К полудню гавань Дорвича кишела торговцами, путешественниками и молодыми людьми, горящими желанием попасть на палубы стоящих на якоре парусных судов. После того как им два дня пришлось вдыхать вонь ужасного груза, пассажиры корабля, прибывшего из Фландрии, с энтузиазмом спешили сойти на берег. Они с нетерпением ожидали возможности рассказать о поражении Эль Галло, и кое-кто уже предвкушал, как он приукрасит свою роль в этой истории. Некоторые отчаянные головы даже забрались на борт судна, чтобы взглянуть на разлагающийся труп печально известного капитана пиратов.

Лине все еще пребывала в оцепенении, несмотря на все усилия, которые приложил Дункан, чтобы утешить ее. А теперь он не хотел, чтобы ей пришлось отвечать на множество вопросов. При данных обстоятельствах ее вряд ли можно было обвинить в убийстве. Эль Галло был известным преступником, и многие свидетели происшедшего помогут оправдать ее. Но если суда не избежать он не видел смысла усугублять душевные страдания Лине, заставляя ее предстать перед любопытными наблюдателями.

— Мне нужно вымыть руки, — сказала она.

Дункан с грустью посмотрел на ее пальцы, с которых она чуть ли не содрала кожу, пытаясь отмыть кровь. Хотя, честно говоря, гораздо больше ее беспокоило большое пятно на накидке.

Он поспешил исполнить ее желание, прежде чем она успеет привлечь к себе нежелательное внимание. Они спустились с палубы в каюту капитана. Дункан налил воды в таз из оловянного кувшина, стоявшего на столике рядом с соломенным тюфяком капитана.

— Давайте ваши руки, — приказал он и бережно стал смывать следы крови.

Похоже, это успокоило ее. Когда он протянул ей льняное полотенце, она пробормотала:

— Сможете ли вы когда-нибудь простить меня?

— Простить вас? — Что она имеет в виду? Она спасла ему жизнь. Если бы она не начала действовать быстро и, с неохотой вынужден был он добавить, с типичной для де Монфоров дерзостью, то сейчас на досках палубы могла бы быть его кровь.

— Я… ошибалась, — сказала она. — Я ошибалась, когда судила вас, ошибалась, когда… предала вас.

Он нервно потер большим пальцем тыльную сторону ее ладони. Она поколебала его решимость. Это было последнее, чего ему хотелось. Да, он выслушает ее — уж это-то она заслужила. И хотя он, ни на мгновение не засомневавшись, вновь предложил ей свою защиту, позволить ей опять завладеть его сердцем Дункан не собирался.

Лине судорожно вздохнула и принялась теребить складки своей юбки.

— Мой отец научил меня никогда не доверять простолюдинам, — негромко сказала она. — Видите ли… — В глазах у нее появилось отсутствующее выражение. — Моя мать была крестьянкой. И поскольку мой отец очень сильно любил ее, он отказался от всего, что связывало его с де Монфорами, чтобы жениться на ней. Он бросил… все — свой титул, состояние, землю, семью. — Она нахмурилась. — После того как она обнаружила, что ему больше нечего предложить ей, она сбежала, оставив ему новорожденную девочку. — Она слабо улыбнулась. — Отец говорил, что я была еще мокрая после родов, когда он услышал мой крик под дверью.

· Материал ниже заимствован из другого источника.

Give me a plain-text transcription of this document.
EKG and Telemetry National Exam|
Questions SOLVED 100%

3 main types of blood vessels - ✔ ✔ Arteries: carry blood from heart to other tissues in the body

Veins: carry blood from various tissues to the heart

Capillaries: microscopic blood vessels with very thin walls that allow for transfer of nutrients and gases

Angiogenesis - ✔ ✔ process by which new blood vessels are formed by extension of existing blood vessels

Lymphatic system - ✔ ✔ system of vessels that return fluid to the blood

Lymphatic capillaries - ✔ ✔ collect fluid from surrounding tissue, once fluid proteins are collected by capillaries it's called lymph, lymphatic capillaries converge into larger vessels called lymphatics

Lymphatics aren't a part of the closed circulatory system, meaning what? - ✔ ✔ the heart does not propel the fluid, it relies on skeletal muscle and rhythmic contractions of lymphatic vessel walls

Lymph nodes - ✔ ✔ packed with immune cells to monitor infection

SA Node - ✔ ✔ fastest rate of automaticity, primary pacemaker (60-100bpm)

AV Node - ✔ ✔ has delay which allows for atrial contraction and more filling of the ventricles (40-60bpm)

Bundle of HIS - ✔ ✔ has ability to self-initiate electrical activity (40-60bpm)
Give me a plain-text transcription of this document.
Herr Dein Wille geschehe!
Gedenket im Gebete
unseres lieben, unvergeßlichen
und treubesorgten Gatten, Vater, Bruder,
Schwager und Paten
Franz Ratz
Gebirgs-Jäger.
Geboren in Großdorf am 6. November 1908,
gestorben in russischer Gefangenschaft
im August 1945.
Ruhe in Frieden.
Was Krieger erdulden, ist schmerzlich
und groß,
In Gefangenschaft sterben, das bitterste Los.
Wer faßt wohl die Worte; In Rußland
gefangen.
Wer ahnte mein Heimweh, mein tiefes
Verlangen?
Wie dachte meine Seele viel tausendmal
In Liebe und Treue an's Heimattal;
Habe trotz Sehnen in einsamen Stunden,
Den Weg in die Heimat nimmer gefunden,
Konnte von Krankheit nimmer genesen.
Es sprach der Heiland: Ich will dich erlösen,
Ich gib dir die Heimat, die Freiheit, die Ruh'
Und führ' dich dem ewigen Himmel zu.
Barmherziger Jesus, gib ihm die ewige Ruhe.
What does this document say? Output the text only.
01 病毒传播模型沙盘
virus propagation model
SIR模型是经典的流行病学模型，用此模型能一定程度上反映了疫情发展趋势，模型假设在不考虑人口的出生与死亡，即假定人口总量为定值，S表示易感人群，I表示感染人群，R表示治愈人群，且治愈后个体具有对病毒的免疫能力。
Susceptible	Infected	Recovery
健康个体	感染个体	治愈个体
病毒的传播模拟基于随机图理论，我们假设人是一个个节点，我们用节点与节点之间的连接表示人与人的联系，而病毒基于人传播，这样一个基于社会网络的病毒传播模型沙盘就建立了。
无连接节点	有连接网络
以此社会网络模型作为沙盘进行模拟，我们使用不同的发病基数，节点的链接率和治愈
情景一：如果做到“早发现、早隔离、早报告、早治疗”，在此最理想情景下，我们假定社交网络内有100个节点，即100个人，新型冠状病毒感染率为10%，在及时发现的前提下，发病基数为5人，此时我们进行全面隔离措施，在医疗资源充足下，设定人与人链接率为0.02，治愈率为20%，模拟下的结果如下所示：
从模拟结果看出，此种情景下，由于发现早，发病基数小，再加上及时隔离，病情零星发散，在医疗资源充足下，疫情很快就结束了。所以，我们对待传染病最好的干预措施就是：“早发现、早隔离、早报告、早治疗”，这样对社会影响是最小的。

Дункан проглотил комок в горле. Однажды он вот так же нашел ребенка в куче мусора. Сейчас маленькая девочка жила в замке де Ваэров.

Лине закрыла глаза.

— Мой отец учил меня, что простолюдины — низкие и коварные. Он говорил, что я никогда не должна верить им. Вы должны понять…

— Я понимаю, — отрывисто бросил он.

— Но вы, — начала она, наморщив лоб, — ситуация была парадоксальна для нее. — Вы — исключение. Вы были добры и храбры и… и… проявили больше благородства, чем любой знатный господин, которого я знаю.

Дункан замер. Ему не хотелось слышать этого. Он не был готов простить ее. Но когда Лине взглянула на него своими большими глазами ангела, он почувствовал, что его самообладание понемногу испаряется.

— Если вы все еще хотите, — шепотом произнесла она, — я согласна стать вашей женой.

Дункан перестал дышать. Внезапно он почувствовал себя так, словно Лине держит его сердце в своих ладонях над глубокой пропастью. В его голове пронеслись тысячи мыслей и эмоций.